Hannah Manley has applied for our Jet Business Scholarship and her essay was selected to be one of our finalists. Below is some information about Hannah and her essay submission. You can vote for her submission by clicking here.
Senior at University of Minnesota
Major – Supply Chain and Operations Management & Management Information Systems
What do you enjoy about your studies?
My school is very focused on business processes as a whole. Our individual majors are extremely short (~24 credits). As a supply chain major, I really enjoy learning so much about other business functions so that I can better understand where we fit into the process.
What hobbies/organizations/jobs are you included in?
I am currently working for Honeywell Aerospace as a Materials Management Intern. During the school year I work for my University as an Office Assistant. My #1 hobby is to take care of my succulents. I'm currently trying to propagate some of them so I really enjoy the opportunity to do some city gardening. I also volunteer to help manage a food pantry on campus, Nutritious U, which provides access to fresh, healthy food for students. I am the president of a group called Minnesota Microlenders. We provide loans to entrepreneurs in developing nations; we believe that access to financial capital can help to decrease poverty and inequality.
Hannah's Essay. Would you rather work for someone else in an established company or start your own business and work for yourself? What motivates your choice?
Jeff Bezos. Warren Buffett. Bill Gates. Mark Zuckerberg.
Each of these people is an entrepreneur. Each of these people is a household name. From a young age we are taught that being an inventor and starting and running your own company is the path to wealth and fame. Children picture themselves as successful entrepreneurs with fancy cars and big houses in the same way they dream of being sports stars, actors, or singers. However, for every name we know there are countless names we have never heard, sometimes because they haven’t had the unmitigated success, but often because their business idea ended in failure.

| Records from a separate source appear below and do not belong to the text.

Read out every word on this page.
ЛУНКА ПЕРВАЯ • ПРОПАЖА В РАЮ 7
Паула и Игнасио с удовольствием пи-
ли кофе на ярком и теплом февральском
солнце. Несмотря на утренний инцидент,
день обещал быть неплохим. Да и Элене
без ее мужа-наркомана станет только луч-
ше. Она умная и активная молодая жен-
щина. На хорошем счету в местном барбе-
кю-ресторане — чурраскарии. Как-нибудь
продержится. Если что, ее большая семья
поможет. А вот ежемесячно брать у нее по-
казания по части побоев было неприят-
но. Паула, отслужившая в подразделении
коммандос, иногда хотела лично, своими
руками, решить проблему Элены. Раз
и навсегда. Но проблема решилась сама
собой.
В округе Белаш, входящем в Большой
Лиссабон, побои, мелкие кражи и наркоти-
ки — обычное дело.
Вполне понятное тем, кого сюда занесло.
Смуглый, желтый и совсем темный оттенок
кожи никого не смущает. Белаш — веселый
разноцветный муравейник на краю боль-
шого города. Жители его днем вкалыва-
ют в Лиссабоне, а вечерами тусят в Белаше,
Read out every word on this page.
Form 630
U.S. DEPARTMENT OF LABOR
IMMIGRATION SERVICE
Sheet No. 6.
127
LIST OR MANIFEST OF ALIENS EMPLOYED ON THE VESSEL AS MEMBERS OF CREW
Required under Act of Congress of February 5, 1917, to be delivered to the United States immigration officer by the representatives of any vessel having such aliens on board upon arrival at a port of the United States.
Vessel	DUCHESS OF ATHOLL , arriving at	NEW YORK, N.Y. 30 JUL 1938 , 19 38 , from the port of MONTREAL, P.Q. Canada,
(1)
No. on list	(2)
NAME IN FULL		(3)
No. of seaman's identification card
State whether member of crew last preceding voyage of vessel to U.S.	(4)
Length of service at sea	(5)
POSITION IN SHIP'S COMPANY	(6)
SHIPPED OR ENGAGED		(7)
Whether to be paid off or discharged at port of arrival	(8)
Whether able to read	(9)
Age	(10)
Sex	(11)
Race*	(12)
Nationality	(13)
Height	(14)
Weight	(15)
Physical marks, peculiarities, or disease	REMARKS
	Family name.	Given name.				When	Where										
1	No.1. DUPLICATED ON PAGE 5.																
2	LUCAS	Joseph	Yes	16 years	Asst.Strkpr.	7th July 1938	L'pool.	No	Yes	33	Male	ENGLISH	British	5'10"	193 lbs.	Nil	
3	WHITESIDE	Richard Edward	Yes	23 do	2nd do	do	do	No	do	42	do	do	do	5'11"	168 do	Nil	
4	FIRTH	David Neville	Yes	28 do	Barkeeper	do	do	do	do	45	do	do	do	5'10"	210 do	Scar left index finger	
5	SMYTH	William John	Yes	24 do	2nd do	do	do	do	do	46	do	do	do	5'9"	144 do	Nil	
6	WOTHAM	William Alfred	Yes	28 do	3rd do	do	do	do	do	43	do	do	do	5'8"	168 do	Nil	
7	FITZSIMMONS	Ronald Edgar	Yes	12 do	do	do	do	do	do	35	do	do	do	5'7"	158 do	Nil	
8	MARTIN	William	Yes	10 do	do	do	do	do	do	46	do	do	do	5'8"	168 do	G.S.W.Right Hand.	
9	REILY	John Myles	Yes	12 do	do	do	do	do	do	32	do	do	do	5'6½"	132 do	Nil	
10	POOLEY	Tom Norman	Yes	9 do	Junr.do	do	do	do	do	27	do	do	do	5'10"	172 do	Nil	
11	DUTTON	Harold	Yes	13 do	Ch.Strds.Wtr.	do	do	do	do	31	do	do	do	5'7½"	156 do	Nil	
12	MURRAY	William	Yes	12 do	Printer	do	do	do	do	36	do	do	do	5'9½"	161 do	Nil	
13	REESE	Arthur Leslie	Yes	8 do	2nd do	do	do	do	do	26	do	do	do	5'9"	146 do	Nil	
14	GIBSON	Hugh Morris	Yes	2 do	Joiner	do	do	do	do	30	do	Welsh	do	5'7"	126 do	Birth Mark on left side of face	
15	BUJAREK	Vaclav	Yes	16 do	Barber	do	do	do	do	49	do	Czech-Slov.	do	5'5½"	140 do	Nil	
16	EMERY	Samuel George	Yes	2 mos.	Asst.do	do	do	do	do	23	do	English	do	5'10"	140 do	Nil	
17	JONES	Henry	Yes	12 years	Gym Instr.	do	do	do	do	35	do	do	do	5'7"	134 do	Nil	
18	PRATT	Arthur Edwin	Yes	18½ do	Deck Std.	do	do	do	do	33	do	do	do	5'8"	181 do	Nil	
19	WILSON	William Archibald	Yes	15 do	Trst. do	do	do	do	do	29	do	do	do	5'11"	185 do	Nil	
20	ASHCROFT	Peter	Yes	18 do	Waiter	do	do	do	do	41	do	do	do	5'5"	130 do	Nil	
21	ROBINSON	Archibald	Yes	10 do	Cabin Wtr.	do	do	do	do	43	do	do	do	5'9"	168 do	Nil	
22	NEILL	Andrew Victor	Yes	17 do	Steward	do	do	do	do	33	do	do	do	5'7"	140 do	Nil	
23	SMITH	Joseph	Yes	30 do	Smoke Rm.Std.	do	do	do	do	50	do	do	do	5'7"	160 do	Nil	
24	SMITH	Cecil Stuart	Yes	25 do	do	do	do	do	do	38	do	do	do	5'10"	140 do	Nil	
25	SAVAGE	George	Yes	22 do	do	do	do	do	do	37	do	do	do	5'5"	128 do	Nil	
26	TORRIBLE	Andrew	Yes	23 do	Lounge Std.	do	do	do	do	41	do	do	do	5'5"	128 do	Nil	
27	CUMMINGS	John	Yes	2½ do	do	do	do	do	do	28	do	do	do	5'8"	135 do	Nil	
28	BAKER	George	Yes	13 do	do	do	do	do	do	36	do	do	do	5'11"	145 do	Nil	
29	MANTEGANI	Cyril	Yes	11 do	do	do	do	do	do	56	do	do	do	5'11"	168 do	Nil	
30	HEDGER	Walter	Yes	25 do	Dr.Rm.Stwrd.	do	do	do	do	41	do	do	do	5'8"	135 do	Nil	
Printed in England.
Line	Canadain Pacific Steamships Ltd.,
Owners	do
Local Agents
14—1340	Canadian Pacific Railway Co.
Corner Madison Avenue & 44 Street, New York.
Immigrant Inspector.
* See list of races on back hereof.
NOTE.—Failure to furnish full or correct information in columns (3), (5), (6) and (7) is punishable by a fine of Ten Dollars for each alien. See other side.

When considering whether I would like to own my own business or work for someone else I must consider that failure rate. Realistically, I do not have a brilliant idea or the capital to start a business from the ground up. While I might be willing to put part-time efforts into an invention, I am unwilling to risk everything on starting a non-diversified business such as a convenience store, franchised restaurant, or hotel. Practically speaking I would not want to work for myself because my business would be highly susceptible to failure; while I could leverage my skills in corporate America I would most likely have lost my capital investment when the business closed. While it would be exciting to work for myself, to know that my efforts were completely responsible for the success of my business, it would also be terrifying. My work is not the only thing that I care about; working for another person’s business allows me to choose to value myself and hand off responsibility to someone else. The benefit of working for someone else is that the business continues regardless of whether I am available. That allows me to focus on myself, my family, and my community.